Esos seres humanos semipetrificados se asemejan extrañamente, sin embargo, a los adultos y a los niños que ellos mismos fueron. Y a menudo no valen mucho más. En ellos, el querer vivir no se ha extinguido. El deseo, la pasión, el capricho sobreviven. A ninguno, la experiencia de los años había comunicado esa sabiduría o esa serenidad de los bondadosos abuelos que aparecen en los libros.

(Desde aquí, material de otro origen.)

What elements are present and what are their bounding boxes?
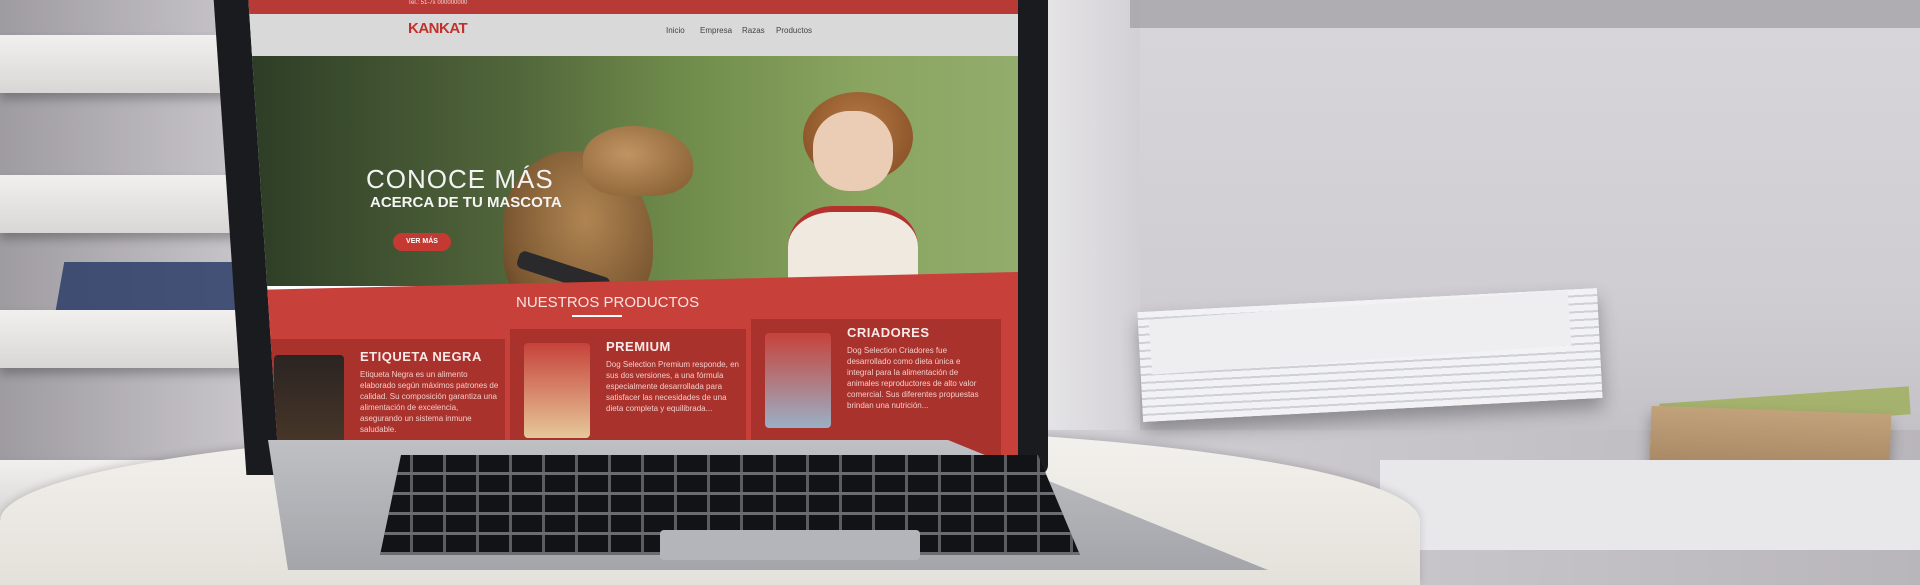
laptop-trackpad	[660, 530, 920, 560]
product-bag-image	[524, 343, 590, 438]
product-description: Dog Selection Criadores fue desarrollado…	[847, 346, 979, 410]
product-title: ETIQUETA NEGRA	[360, 349, 482, 364]
nav-item-inicio[interactable]: Inicio	[666, 26, 685, 35]
rack-slat	[0, 35, 250, 93]
background-book	[55, 262, 255, 310]
product-description: Etiqueta Negra es un alimento elaborado …	[360, 370, 499, 434]
products-title: NUESTROS PRODUCTOS	[516, 294, 700, 311]
nav-item-productos[interactable]: Productos	[776, 26, 812, 35]
background-shelf	[1130, 0, 1920, 28]
nav-item-razas[interactable]: Razas	[742, 26, 765, 35]
hero-subtitle: ACERCA DE TU MASCOTA	[370, 194, 562, 211]
site-topbar: Tel.: 51-7x 000000000	[248, 0, 1018, 14]
rack-slat	[0, 175, 250, 233]
product-description: Dog Selection Premium responde, en sus d…	[606, 360, 739, 413]
laptop-screen: Tel.: 51-7x 000000000 KANKAT Inicio Empr…	[248, 0, 1018, 464]
background-floor	[1380, 460, 1920, 550]
topbar-contact: Tel.: 51-7x 000000000	[408, 0, 468, 6]
product-title: PREMIUM	[606, 339, 671, 354]
child-face-image	[813, 111, 893, 191]
ver-mas-button[interactable]: VER MÁS	[393, 233, 451, 251]
background-door-frame	[1040, 0, 1140, 430]
products-title-underline	[572, 315, 622, 317]
site-navbar: KANKAT Inicio Empresa Razas Productos	[248, 14, 1018, 56]
nav-item-empresa[interactable]: Empresa	[700, 26, 732, 35]
product-title: CRIADORES	[847, 325, 930, 340]
product-card-criadores[interactable]: CRIADORES Dog Selection Criadores fue de…	[751, 319, 1001, 459]
dog-head-image	[583, 126, 693, 196]
site-logo[interactable]: KANKAT	[408, 20, 468, 37]
product-card-premium[interactable]: PREMIUM Dog Selection Premium responde, …	[510, 329, 746, 459]
hero-title: CONOCE MÁS	[366, 164, 554, 194]
hero-banner: CONOCE MÁS ACERCA DE TU MASCOTA VER MÁS	[248, 56, 1018, 322]
rack-slat	[0, 310, 250, 368]
product-bag-image	[765, 333, 831, 428]
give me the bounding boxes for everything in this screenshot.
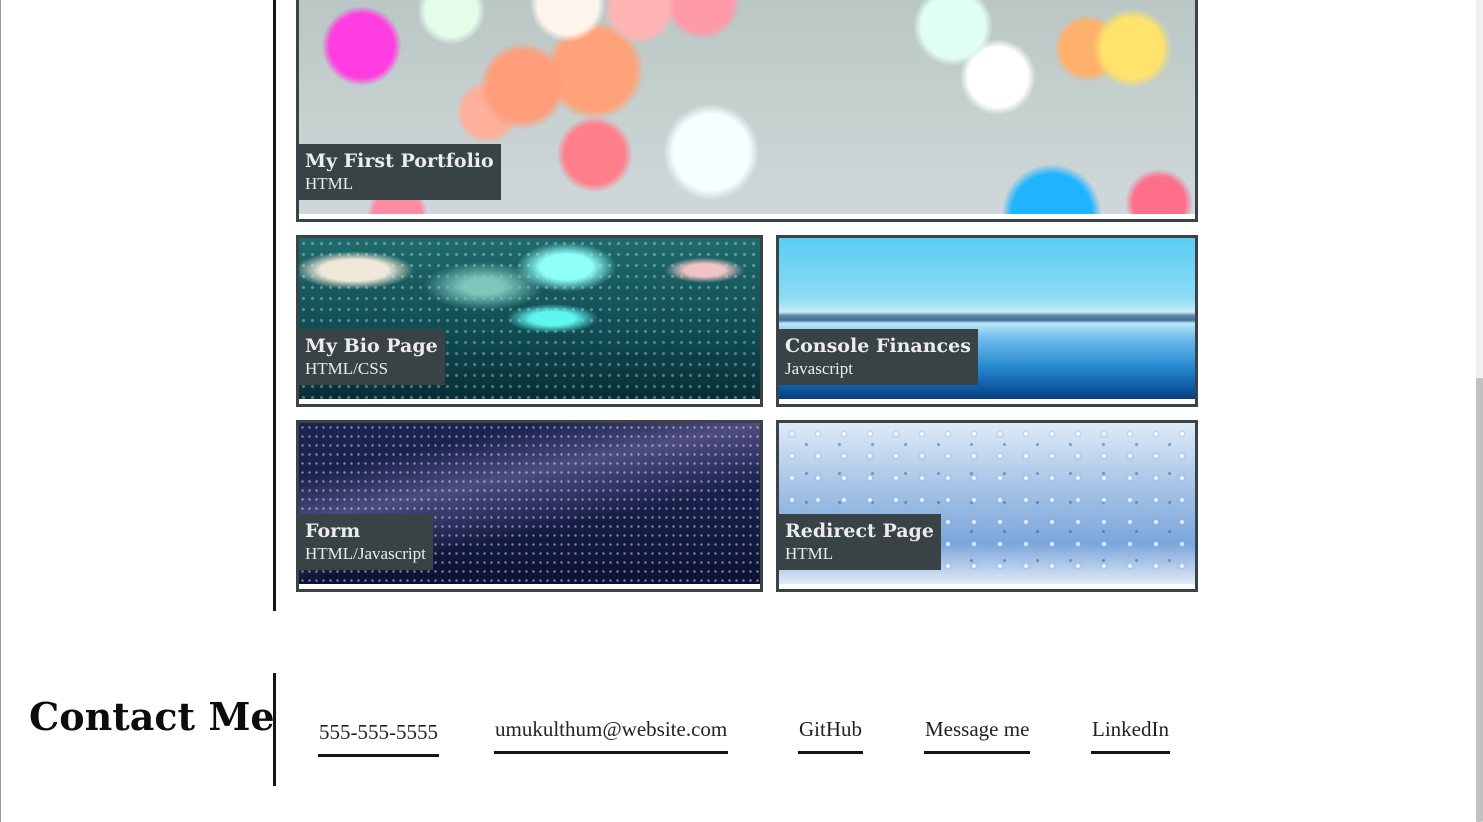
- project-card-my-bio-page[interactable]: My Bio Page HTML/CSS: [296, 235, 763, 407]
- scrollbar-thumb[interactable]: [1476, 378, 1483, 822]
- project-card-form[interactable]: Form HTML/Javascript: [296, 420, 763, 592]
- project-caption: Redirect Page HTML: [779, 514, 941, 570]
- contact-link-linkedin[interactable]: LinkedIn: [1091, 715, 1170, 754]
- page: My First Portfolio HTML My Bio Page HTML…: [0, 0, 1483, 822]
- vertical-scrollbar[interactable]: [1476, 0, 1483, 822]
- project-caption: Form HTML/Javascript: [299, 514, 433, 570]
- project-card-my-first-portfolio[interactable]: My First Portfolio HTML: [296, 0, 1198, 222]
- project-caption: My Bio Page HTML/CSS: [299, 329, 445, 385]
- project-title: Redirect Page: [785, 520, 934, 542]
- project-tech: HTML/CSS: [305, 359, 389, 378]
- contact-link-phone[interactable]: 555-555-5555: [318, 718, 439, 757]
- contact-link-message[interactable]: Message me: [924, 715, 1031, 754]
- project-tech: HTML: [305, 174, 354, 193]
- project-tech: Javascript: [785, 359, 853, 378]
- contact-heading: Contact Me: [29, 694, 275, 739]
- project-tech: HTML/Javascript: [305, 544, 426, 563]
- project-title: My Bio Page: [305, 335, 438, 357]
- project-title: Console Finances: [785, 335, 971, 357]
- project-card-console-finances[interactable]: Console Finances Javascript: [776, 235, 1198, 407]
- project-caption: Console Finances Javascript: [779, 329, 978, 385]
- project-card-redirect-page[interactable]: Redirect Page HTML: [776, 420, 1198, 592]
- contact-section-rule: [273, 673, 276, 786]
- project-tech: HTML: [785, 544, 834, 563]
- work-section-rule: [273, 0, 276, 611]
- page-edge-divider: [0, 0, 1, 822]
- project-title: Form: [305, 520, 361, 542]
- project-caption: My First Portfolio HTML: [299, 144, 501, 200]
- project-title: My First Portfolio: [305, 150, 494, 172]
- contact-link-github[interactable]: GitHub: [798, 715, 863, 754]
- contact-link-email[interactable]: umukulthum@website.com: [494, 715, 729, 754]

Una mujer vieja, esposa abnegada y madre tierna, es la débil heroína de esta historia. Sueña en medio de otras mujeres, tan viejas como ella, menos prudentes que ella y que, desde una sala de hospicio, miran a través de las ventanas la ciudad donde se desarrolló su pasado. Pequeñas viejecillas a las que a veces alguien va a ver los domingos, llevándoles ramos de flores o cucuruchos de pastillas, y que aún se hacen llamar “Señora”, ¡huella irrisoria de una antigua condición humana! Señora Jansen, señora Blazer, señora Wilkens... La directora del asilo es compasiva; varias enfermeras y una hermana de la caridad se inclinan sobre los cuerpos enfermos y les lavan las suciedades. Un médico también suele interesarse por los males que aquejan a esas viejas damas. Sin embargo, el contacto se ha roto para siempre entre ellas y los seres vivos que circulan alrededor de sus lechos. Si es indispensable, las más parlanchinas saben callarse: “Cuando estamos viejos —escribe la autora— debemos conducirnos como una persona grande, aunque tengamos tanta necesidad de ternura como un niño”. Y nos damos cuenta de que el tiempo no enseña nada a la gente; pero tampoco las virtudes han sido alteradas por él. Jacoba Van Velde, al describir el fin de una mujer vieja nos relata, simultáneamente, la muerte de una niña.
La sala grande
- Autora: Jacoba Van Velde
- Tamaño: 16 x 23
- Páginas: 124
- Publicación: 2025, abril.
- ISBN: 978-956-9776-56-4
Jacoba van Velde (La Haya, 10 de mayo de 1903 - Ámsterdam, 7 de septiembre de 1985) fue una artista, escritora, traductora y dramaturga holandesa. Su primera novela, De grote zaal (La sala grande), apareció en la revista literaria Querido en 1953 y fue traducida a trece idiomas en diez años, y se vendieron más de 100 000 ejemplares. En 2010, el libro fue elegido para la campaña Nederland Leest (Lecturas Neerlandesas) y se regalaron copias a los miembros de todas las bibliotecas públicas de los Países Bajos. Jacoba era la menor de cuatro hermanos, con una hermana mayor y dos hermanos. Su padre estuvo frecuentemente ausente durante su juventud y su madre era lavandera. Fue a la escuela solo hasta los diez años, pero aprendió por sí misma diferentes idiomas. A los dieciséis años ya había estado asociada a la compañía que luego se llamaría oficialmente Bouwmeester Revue durante unos años como figurante y luego en el conjunto de danza. En 1924 se casó con el violinista Harry Polah; Actuaron en Berlín. Posteriormente formó un grupo con el dúo de baile masculino Pola Maslowa & Rabanoff. Juntos recorrieron cabarets y salas de música de un gran número de países europeos. En 1937 se casó con el actor y escritor Arnold (Bob) Clerx. Ambos matrimonios no tuvieron hijos. Van Velde vivió gran parte de su vida en París, al igual que sus hermanos Geer y Bram, quienes se hicieron un nombre como pintores después de la Segunda Guerra Mundial. Justo después de la guerra, fue agente literaria bajo el nombre de Tonny Clerx, para la obra francesa del autor irlandés Samuel Beckett. En 1947 dejó ese puesto para centrarse en su propia escritura. La obra de Van Velde siguió siendo pequeña; Trabajó principalmente como traductora y dramaturga. Entre otras cosas, tradujo obras de Samuel Beckett, Eugène Ionesco y Jean Genet del francés al holandés. Su segunda y última novela, Een blad in de wind (Una hoja en el viento) (1961), recibió menos elogios de la crítica. Jacoba van Velde comenzó a escribir una tercera novela, De verliezers (Los perdedores), pero nunca la completó.